If B is singular, the forward elimination will end up with the equation 0 un = 0.
In this case you can choose any non-zero value you like for un, and back-substitute to get a non-zero solution of Bu = 0.

In fact, forward elimination may get to a point where there are several equations left and all the coefficients on the left hand side are zero. In that case, you can choose any values for ALL the variables in the remaining equations, and back substitute.

 

[lurflurf]

If B^-1 exists
to solve Bx=0 we have
x=B^-10=0
Not interesting.
We are looking for solutions other than 0

 

[D H]

so if Bu=0

then there can be 2 solutions:
u=0 (uninteresting)
or B=0 (also uninteresting)

You are missing an entire class of solutions that arise when B is not equal to zero but also is not invertible.

 

[Deveno]

suppose B is invertible. if Bu = v, then u = Iu = (B^-1B)u = B^-1(Bu) = B^-1(v).

so you would expect B(V) to look "just like" V, to be the same dimension, for example (if B is invertible it must be a 1-1 function, and is thus bijective from V to B(V) (don't worry about knowing what a "vector space" is. all you need to know is that u is a vector (nx1 matrix, if you like), and that Bu is another vector (another nx1 matrix, since B is square). so B is just a function (yes, matrices can be functions) that takes the vector u, and spits out another vector Bu (which is a matrix product)).

well, if B is not invertible, then B must not be injective. and if B(u1) = B(u2), then

B(u1-u2) = 0 whether or not u1-u2 = 0 or not. the point being, any non-invertible matrix will map some non-zero vectors to 0.

the flip side of that coin, is that an invertible matrix will map ONLY 0 to 0 (because it's 1-1, because it has an inverse). so if

Au = λu,

then (A - λI)u = 0.

if u is not zero, then A - λI HAS to be singular. non-singular (that is, invertible) matrices always only map the 0-vector to 0 (how could an invertible matrix map 2 elements to 0? if it did, how would you define the inverse? it would have 2 images).

and if A - λI is singular, det(A - λI) = 0.

the point is, if a matrix has any eigenvectors at all (remember, the 0-vector doesn't count), then det(A - λI) = 0.

here's a simple example: suppose we look at the identity matrix I. now the identity matrix has EVERY vector as an eigenvector, because Iv = 1v, for ALL v.

and what is I - I? it's the 0-matrix, which is most definitely singular.

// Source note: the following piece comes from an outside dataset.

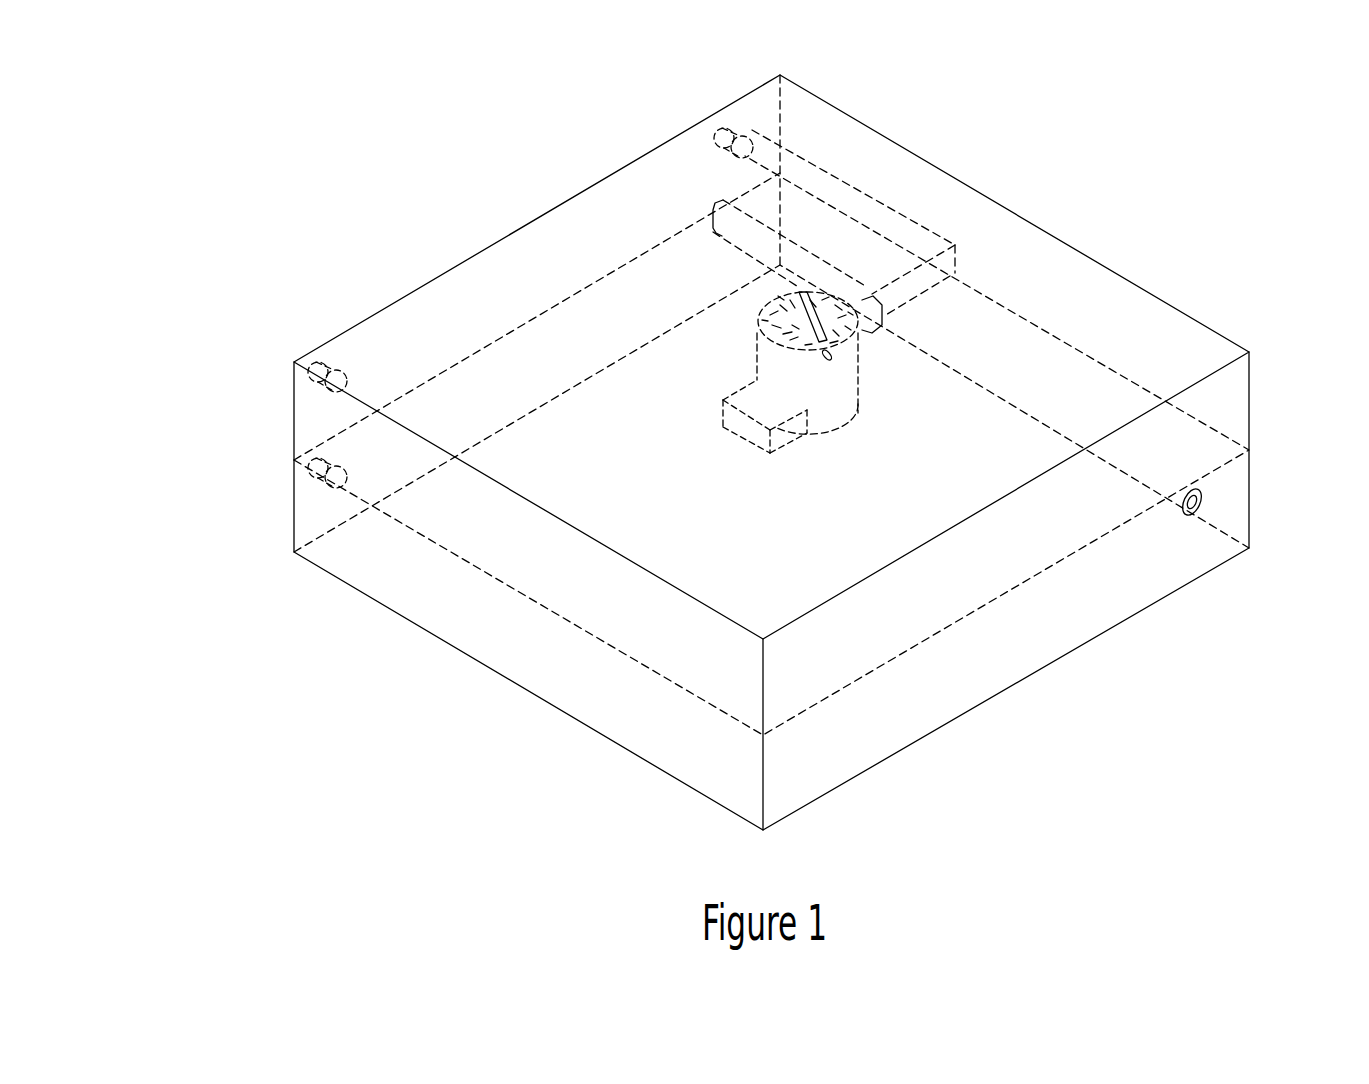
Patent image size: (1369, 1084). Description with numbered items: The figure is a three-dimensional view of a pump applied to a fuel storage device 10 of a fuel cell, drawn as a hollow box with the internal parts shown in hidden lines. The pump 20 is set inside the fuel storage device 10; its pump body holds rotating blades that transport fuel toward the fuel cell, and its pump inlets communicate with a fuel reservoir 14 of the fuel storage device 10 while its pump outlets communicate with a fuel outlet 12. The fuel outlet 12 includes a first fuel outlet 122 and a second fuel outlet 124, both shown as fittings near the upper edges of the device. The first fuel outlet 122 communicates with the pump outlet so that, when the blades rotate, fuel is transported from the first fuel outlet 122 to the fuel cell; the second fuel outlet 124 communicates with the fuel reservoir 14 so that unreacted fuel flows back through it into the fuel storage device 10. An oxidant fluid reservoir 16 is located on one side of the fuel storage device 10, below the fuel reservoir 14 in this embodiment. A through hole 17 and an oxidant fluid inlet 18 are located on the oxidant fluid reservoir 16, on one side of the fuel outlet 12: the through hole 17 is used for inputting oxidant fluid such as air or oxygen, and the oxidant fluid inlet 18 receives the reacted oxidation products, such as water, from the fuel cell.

another example, suppose A is the matrix:

[a 0]
[0 b]

it should be clear that (1,0) is an eigenvector corresponding to the eigenvalue a. similarly, (0,1) is an eigenvector corresponding to the eigenvalue b. suppose we look at A - λI for each value of λ. A - aI =

[0 .0. ]
[0 b-a]

while A - bI =

[a-b 0]
[.0.. 0]

clearly, both these matrices are singular. for completeness' sake, let's look at det(A - λI) = (a - λ)(b - λ). see how the roots of this polynomial are a and b?

the following things are equivalent, for a matrix A:

1. A is singular
2. det(A) = 0
3. Au = 0 with u ≠ 0
4. A is not invertible
5. A is not 1-1 from dom(A) to range(A)

the following are also equivalent, for a matrix A:

A. A is invertible
B. det(A) ≠ 0
C. Au = 0 --> u = 0
D. A is a bijection from dom(A) to range(A)

if any of 1,2,3,4 or 5 hold, NONE of A,B,C or D hold, and vice-versa.